The apology never came.
The acknowledgment never arrived.
The reckoning never happened.
And now it never will.
And somehow, that makes it worse.
There’s a particular kind of grief that comes with not being able to confront the person who hurt you. Not because they won’t listen. Not because they’re sorry-but-not-really.
But because they’re gone.
They don’t get to grow.
They don’t get to explain.
They don’t get to make it right.
And you don’t get closure.
Not the kind you wanted, anyway.
So now what?
What do you do with the ache, the rage, the old script that still plays in your head even though the person who wrote it is six feet under?
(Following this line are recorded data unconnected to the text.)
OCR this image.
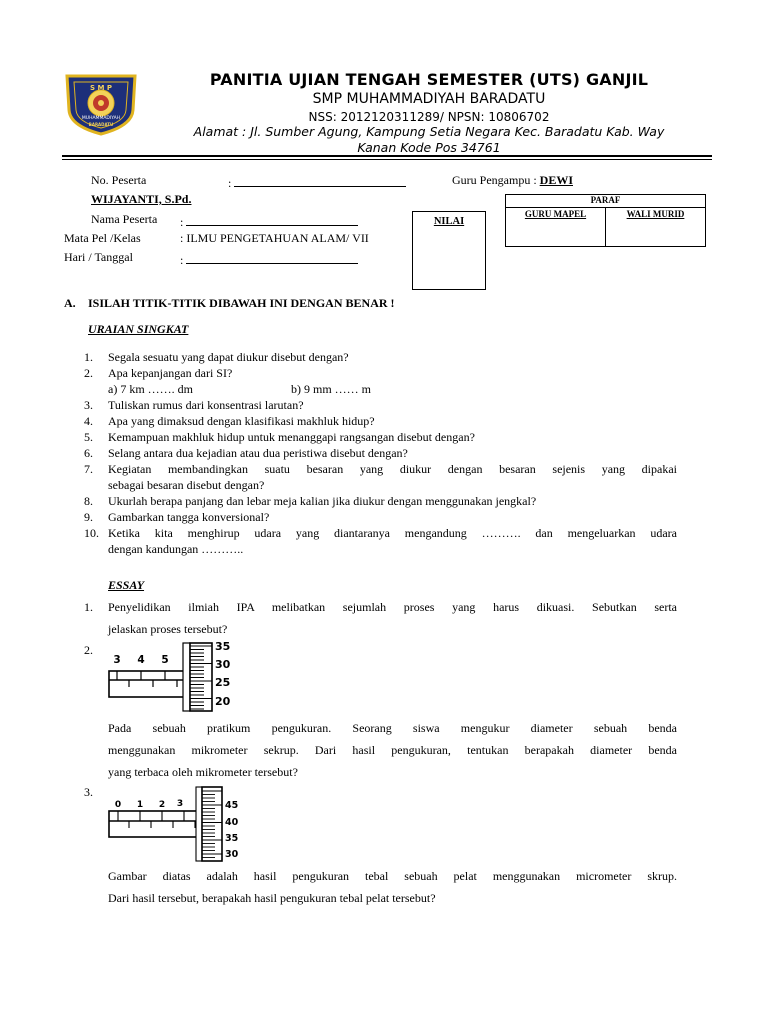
S M P
MUHAMMADIYAH
BARADATU
PANITIA UJIAN TENGAH SEMESTER (UTS) GANJIL
SMP MUHAMMADIYAH BARADATU
NSS: 2012120311289/ NPSN: 10806702
Alamat : Jl. Sumber Agung, Kampung Setia Negara Kec. Baradatu Kab. Way
Kanan Kode Pos 34761
No. Peserta	:	Guru Pengampu : DEWI
WIJAYANTI, S.Pd.
Nama Peserta :
Mata Pel /Kelas	: ILMU PENGETAHUAN ALAM/ VII
Hari / Tanggal	:
NILAI
PARAF
GURU MAPEL	WALI MURID
A. ISILAH TITIK-TITIK DIBAWAH INI DENGAN BENAR !
URAIAN SINGKAT
1. Segala sesuatu yang dapat diukur disebut dengan?
2. Apa kepanjangan dari SI?
a) 7 km ……. dm	b) 9 mm …… m
3. Tuliskan rumus dari konsentrasi larutan?
4. Apa yang dimaksud dengan klasifikasi makhluk hidup?
5. Kemampuan makhluk hidup untuk menanggapi rangsangan disebut dengan?
6. Selang antara dua kejadian atau dua peristiwa disebut dengan?
7. Kegiatan membandingkan suatu besaran yang diukur dengan besaran sejenis yang dipakai
sebagai besaran disebut dengan?
8. Ukurlah berapa panjang dan lebar meja kalian jika diukur dengan menggunakan jengkal?
9. Gambarkan tangga konversional?
10. Ketika kita menghirup udara yang diantaranya mengandung ………. dan mengeluarkan udara
dengan kandungan ………..
ESSAY
1. Penyelidikan ilmiah IPA melibatkan sejumlah proses yang harus dikuasi. Sebutkan serta
jelaskan proses tersebut?
2.
3 4 5
35
30
25
20
Pada sebuah pratikum pengukuran. Seorang siswa mengukur diameter sebuah benda
menggunakan mikrometer sekrup. Dari hasil pengukuran, tentukan berapakah diameter benda
yang terbaca oleh mikrometer tersebut?
3.
0 1 2 3	45
40
35
30
Gambar diatas adalah hasil pengukuran tebal sebuah pelat menggunakan micrometer skrup.
Dari hasil tersebut, berapakah hasil pengukuran tebal pelat tersebut?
You could try to let it go.
(But if it were that easy, you would’ve by now.)
You could tell yourself they did the best they could.
(But maybe their best sucked. Maybe they didn’t try at all.)
You could carry it forever.
(But you already know how heavy that gets.)
So maybe, instead, you do the one thing they never did:
You see it.
You name it.
You call it what it was.
And then, one shaky breath at a time, you give it less of you.
Not because they deserve forgiveness.
Not because their death absolved them.
Not because there was even a sliver of hope they’d meet you halfway.
But because you deserve relief.
You’re still among the living.
You’re still showing up.
If for no one else, then for yourself.
Because that’s what life is.
They’re dead.
There’s nothing you can do.
Except stop letting them write your story from the grave.